# A few Questions...



## almostsingle30 (Oct 5, 2012)

ok...
1) When did you take your wedding ring off? What did you do with it?

2) How long did you live unhappy before someone decided enough was enough? 

I just don't want to keep going to MC and have no real positive things happen..

I feel like I am living in limbo


----------



## MisterRitter (Sep 1, 2012)

That ring question is what brought me to this website in the first place. My wife demanded we separate and I always gave her what she wanted so........ I took mine off the night she didn't come home because she was out seeing her... whatever he was.

It depends on who you ask about how long we lived unhappily. As I see it now (and I did not see it before), we were not happy for years, but I don't know how long either of us was unhappy.

I think this is one of those things that only you can decide for yourself.

The way I saw it before that night was we had so much time and energy invested in this relationship that we should do everything we could to try to make it work. And we didn't do that, and it hurts like hell, especially because I feel like I have only recently begun to see all of the problems we had, but don't think I ever want to be with her again.
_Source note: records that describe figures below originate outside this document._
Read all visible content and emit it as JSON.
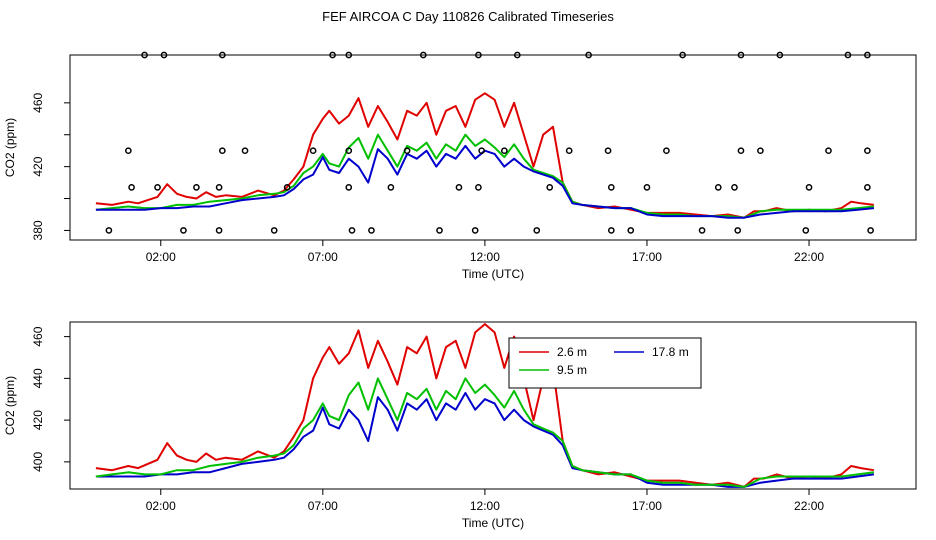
{
  "title": "FEF AIRCOA C  Day 110826  Calibrated Timeseries",
  "chart_data": [
    {
      "type": "line",
      "xlabel": "Time (UTC)",
      "ylabel": "CO2 (ppm)",
      "x_ticks": [
        "02:00",
        "07:00",
        "12:00",
        "17:00",
        "22:00"
      ],
      "x_tick_hours": [
        2,
        7,
        12,
        17,
        22
      ],
      "y_ticks": [
        380,
        400,
        420,
        440,
        460
      ],
      "y_tick_labels": [
        "380",
        "",
        "420",
        "",
        "460"
      ],
      "xlim": [
        -0.8,
        25.3
      ],
      "ylim": [
        374,
        490
      ],
      "legend": "none",
      "series": [
        {
          "color": "#e00000",
          "x": [
            0,
            0.5,
            1,
            1.3,
            1.6,
            1.9,
            2.2,
            2.5,
            2.8,
            3.1,
            3.4,
            3.7,
            4,
            4.5,
            5,
            5.5,
            5.8,
            6.1,
            6.4,
            6.7,
            7,
            7.2,
            7.5,
            7.8,
            8.1,
            8.4,
            8.7,
            9,
            9.3,
            9.6,
            9.9,
            10.2,
            10.5,
            10.8,
            11.1,
            11.4,
            11.7,
            12,
            12.3,
            12.6,
            12.9,
            13.2,
            13.5,
            13.8,
            14.1,
            14.4,
            14.7,
            15,
            15.5,
            16,
            16.5,
            17,
            17.5,
            18,
            18.5,
            19,
            19.5,
            20,
            20.3,
            20.6,
            21,
            21.5,
            22,
            22.5,
            23,
            23.3,
            23.6,
            24
          ],
          "y": [
            397,
            396,
            398,
            397,
            399,
            401,
            409,
            403,
            401,
            400,
            404,
            401,
            402,
            401,
            405,
            402,
            405,
            412,
            420,
            440,
            450,
            455,
            447,
            452,
            463,
            445,
            458,
            448,
            437,
            455,
            452,
            460,
            440,
            455,
            458,
            445,
            462,
            466,
            462,
            445,
            460,
            440,
            420,
            440,
            445,
            410,
            398,
            396,
            394,
            395,
            393,
            391,
            391,
            391,
            390,
            389,
            390,
            388,
            392,
            392,
            394,
            392,
            393,
            392,
            394,
            398,
            397,
            396
          ]
        },
        {
          "color": "#00c000",
          "x": [
            0,
            0.5,
            1,
            1.5,
            2,
            2.5,
            3,
            3.5,
            4,
            4.5,
            5,
            5.5,
            5.8,
            6.1,
            6.4,
            6.7,
            7,
            7.2,
            7.5,
            7.8,
            8.1,
            8.4,
            8.7,
            9,
            9.3,
            9.6,
            9.9,
            10.2,
            10.5,
            10.8,
            11.1,
            11.4,
            11.7,
            12,
            12.3,
            12.6,
            12.9,
            13.2,
            13.5,
            13.8,
            14.1,
            14.4,
            14.7,
            15,
            15.5,
            16,
            16.5,
            17,
            17.5,
            18,
            18.5,
            19,
            19.5,
            20,
            20.5,
            21,
            21.5,
            22,
            22.5,
            23,
            23.5,
            24
          ],
          "y": [
            393,
            394,
            395,
            394,
            394,
            396,
            396,
            398,
            399,
            400,
            402,
            403,
            404,
            408,
            416,
            420,
            428,
            422,
            420,
            432,
            438,
            425,
            440,
            430,
            420,
            433,
            430,
            435,
            425,
            434,
            430,
            440,
            433,
            437,
            432,
            426,
            434,
            425,
            418,
            416,
            414,
            410,
            398,
            396,
            395,
            394,
            394,
            391,
            390,
            390,
            389,
            389,
            389,
            388,
            392,
            393,
            393,
            393,
            393,
            393,
            394,
            395
          ]
        },
        {
          "color": "#0000cc",
          "x": [
            0,
            0.5,
            1,
            1.5,
            2,
            2.5,
            3,
            3.5,
            4,
            4.5,
            5,
            5.5,
            5.8,
            6.1,
            6.4,
            6.7,
            7,
            7.2,
            7.5,
            7.8,
            8.1,
            8.4,
            8.7,
            9,
            9.3,
            9.6,
            9.9,
            10.2,
            10.5,
            10.8,
            11.1,
            11.4,
            11.7,
            12,
            12.3,
            12.6,
            12.9,
            13.2,
            13.5,
            13.8,
            14.1,
            14.4,
            14.7,
            15,
            15.5,
            16,
            16.5,
            17,
            17.5,
            18,
            18.5,
            19,
            19.5,
            20,
            20.5,
            21,
            21.5,
            22,
            22.5,
            23,
            23.5,
            24
          ],
          "y": [
            393,
            393,
            393,
            393,
            394,
            394,
            395,
            395,
            397,
            399,
            400,
            401,
            402,
            406,
            412,
            415,
            426,
            418,
            416,
            425,
            420,
            410,
            431,
            425,
            415,
            428,
            425,
            430,
            420,
            428,
            425,
            433,
            425,
            430,
            428,
            420,
            425,
            420,
            417,
            415,
            413,
            408,
            397,
            396,
            395,
            394,
            394,
            390,
            389,
            389,
            389,
            389,
            388,
            388,
            390,
            391,
            392,
            392,
            392,
            392,
            393,
            394
          ]
        }
      ],
      "points": {
        "x": [
          1.5,
          2.1,
          3.9,
          7.3,
          7.8,
          10.1,
          11.8,
          13,
          15.2,
          18.1,
          19.9,
          21.1,
          23.2,
          23.8,
          0.4,
          2.7,
          3.8,
          5.5,
          7.9,
          8.5,
          10.6,
          11.7,
          13.6,
          15.9,
          16.5,
          18.7,
          19.8,
          21.9,
          23.9,
          1.1,
          1.9,
          3.1,
          3.8,
          5.9,
          7.8,
          9.1,
          11.2,
          11.8,
          14,
          15.9,
          17,
          19.2,
          19.7,
          22,
          23.8,
          1,
          3.9,
          4.6,
          6.7,
          7.8,
          9.6,
          11.9,
          12.6,
          14.6,
          15.8,
          17.6,
          19.9,
          20.5,
          22.6,
          23.8
        ],
        "y": [
          490,
          490,
          490,
          490,
          490,
          490,
          490,
          490,
          490,
          490,
          490,
          490,
          490,
          490,
          380,
          380,
          380,
          380,
          380,
          380,
          380,
          380,
          380,
          380,
          380,
          380,
          380,
          380,
          380,
          407,
          407,
          407,
          407,
          407,
          407,
          407,
          407,
          407,
          407,
          407,
          407,
          407,
          407,
          407,
          407,
          430,
          430,
          430,
          430,
          430,
          430,
          430,
          430,
          430,
          430,
          430,
          430,
          430,
          430,
          430
        ]
      }
    },
    {
      "type": "line",
      "xlabel": "Time (UTC)",
      "ylabel": "CO2 (ppm)",
      "x_ticks": [
        "02:00",
        "07:00",
        "12:00",
        "17:00",
        "22:00"
      ],
      "x_tick_hours": [
        2,
        7,
        12,
        17,
        22
      ],
      "y_ticks": [
        400,
        420,
        440,
        460
      ],
      "y_tick_labels": [
        "400",
        "420",
        "440",
        "460"
      ],
      "xlim": [
        -0.8,
        25.3
      ],
      "ylim": [
        387,
        467
      ],
      "legend": "top-center",
      "series": [
        {
          "name": "2.6 m",
          "color": "#e00000",
          "x": [
            0,
            0.5,
            1,
            1.3,
            1.6,
            1.9,
            2.2,
            2.5,
            2.8,
            3.1,
            3.4,
            3.7,
            4,
            4.5,
            5,
            5.5,
            5.8,
            6.1,
            6.4,
            6.7,
            7,
            7.2,
            7.5,
            7.8,
            8.1,
            8.4,
            8.7,
            9,
            9.3,
            9.6,
            9.9,
            10.2,
            10.5,
            10.8,
            11.1,
            11.4,
            11.7,
            12,
            12.3,
            12.6,
            12.9,
            13.2,
            13.5,
            13.8,
            14.1,
            14.4,
            14.7,
            15,
            15.5,
            16,
            16.5,
            17,
            17.5,
            18,
            18.5,
            19,
            19.5,
            20,
            20.3,
            20.6,
            21,
            21.5,
            22,
            22.5,
            23,
            23.3,
            23.6,
            24
          ],
          "y": [
            397,
            396,
            398,
            397,
            399,
            401,
            409,
            403,
            401,
            400,
            404,
            401,
            402,
            401,
            405,
            402,
            405,
            412,
            420,
            440,
            450,
            455,
            447,
            452,
            463,
            445,
            458,
            448,
            437,
            455,
            452,
            460,
            440,
            455,
            458,
            445,
            462,
            466,
            462,
            445,
            460,
            440,
            420,
            440,
            445,
            410,
            398,
            396,
            394,
            395,
            393,
            391,
            391,
            391,
            390,
            389,
            390,
            388,
            392,
            392,
            394,
            392,
            393,
            392,
            394,
            398,
            397,
            396
          ]
        },
        {
          "name": "17.8 m",
          "color": "#0000cc",
          "x": [
            0,
            0.5,
            1,
            1.5,
            2,
            2.5,
            3,
            3.5,
            4,
            4.5,
            5,
            5.5,
            5.8,
            6.1,
            6.4,
            6.7,
            7,
            7.2,
            7.5,
            7.8,
            8.1,
            8.4,
            8.7,
            9,
            9.3,
            9.6,
            9.9,
            10.2,
            10.5,
            10.8,
            11.1,
            11.4,
            11.7,
            12,
            12.3,
            12.6,
            12.9,
            13.2,
            13.5,
            13.8,
            14.1,
            14.4,
            14.7,
            15,
            15.5,
            16,
            16.5,
            17,
            17.5,
            18,
            18.5,
            19,
            19.5,
            20,
            20.5,
            21,
            21.5,
            22,
            22.5,
            23,
            23.5,
            24
          ],
          "y": [
            393,
            393,
            393,
            393,
            394,
            394,
            395,
            395,
            397,
            399,
            400,
            401,
            402,
            406,
            412,
            415,
            426,
            418,
            416,
            425,
            420,
            410,
            431,
            425,
            415,
            428,
            425,
            430,
            420,
            428,
            425,
            433,
            425,
            430,
            428,
            420,
            425,
            420,
            417,
            415,
            413,
            408,
            397,
            396,
            395,
            394,
            394,
            390,
            389,
            389,
            389,
            389,
            388,
            388,
            390,
            391,
            392,
            392,
            392,
            392,
            393,
            394
          ]
        },
        {
          "name": "9.5 m",
          "color": "#00c000",
          "x": [
            0,
            0.5,
            1,
            1.5,
            2,
            2.5,
            3,
            3.5,
            4,
            4.5,
            5,
            5.5,
            5.8,
            6.1,
            6.4,
            6.7,
            7,
            7.2,
            7.5,
            7.8,
            8.1,
            8.4,
            8.7,
            9,
            9.3,
            9.6,
            9.9,
            10.2,
            10.5,
            10.8,
            11.1,
            11.4,
            11.7,
            12,
            12.3,
            12.6,
            12.9,
            13.2,
            13.5,
            13.8,
            14.1,
            14.4,
            14.7,
            15,
            15.5,
            16,
            16.5,
            17,
            17.5,
            18,
            18.5,
            19,
            19.5,
            20,
            20.5,
            21,
            21.5,
            22,
            22.5,
            23,
            23.5,
            24
          ],
          "y": [
            393,
            394,
            395,
            394,
            394,
            396,
            396,
            398,
            399,
            400,
            402,
            403,
            404,
            408,
            416,
            420,
            428,
            422,
            420,
            432,
            438,
            425,
            440,
            430,
            420,
            433,
            430,
            435,
            425,
            434,
            430,
            440,
            433,
            437,
            432,
            426,
            434,
            425,
            418,
            416,
            414,
            410,
            398,
            396,
            395,
            394,
            394,
            391,
            390,
            390,
            389,
            389,
            389,
            388,
            392,
            393,
            393,
            393,
            393,
            393,
            394,
            395
          ]
        }
      ]
    }
  ]
}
I think only you can decide when enough is enough, just make sure both of you know what is happening and what the consequences are. Easier said than done, I know.

Good luck.


----------



## Conrad (Aug 6, 2010)

MisterRitter said:


> That ring question is what brought me to this website in the first place. My wife demanded we separate and I always gave her what she wanted so........ I took mine off the night she didn't come home because she was out seeing her... whatever he was..


posOM


----------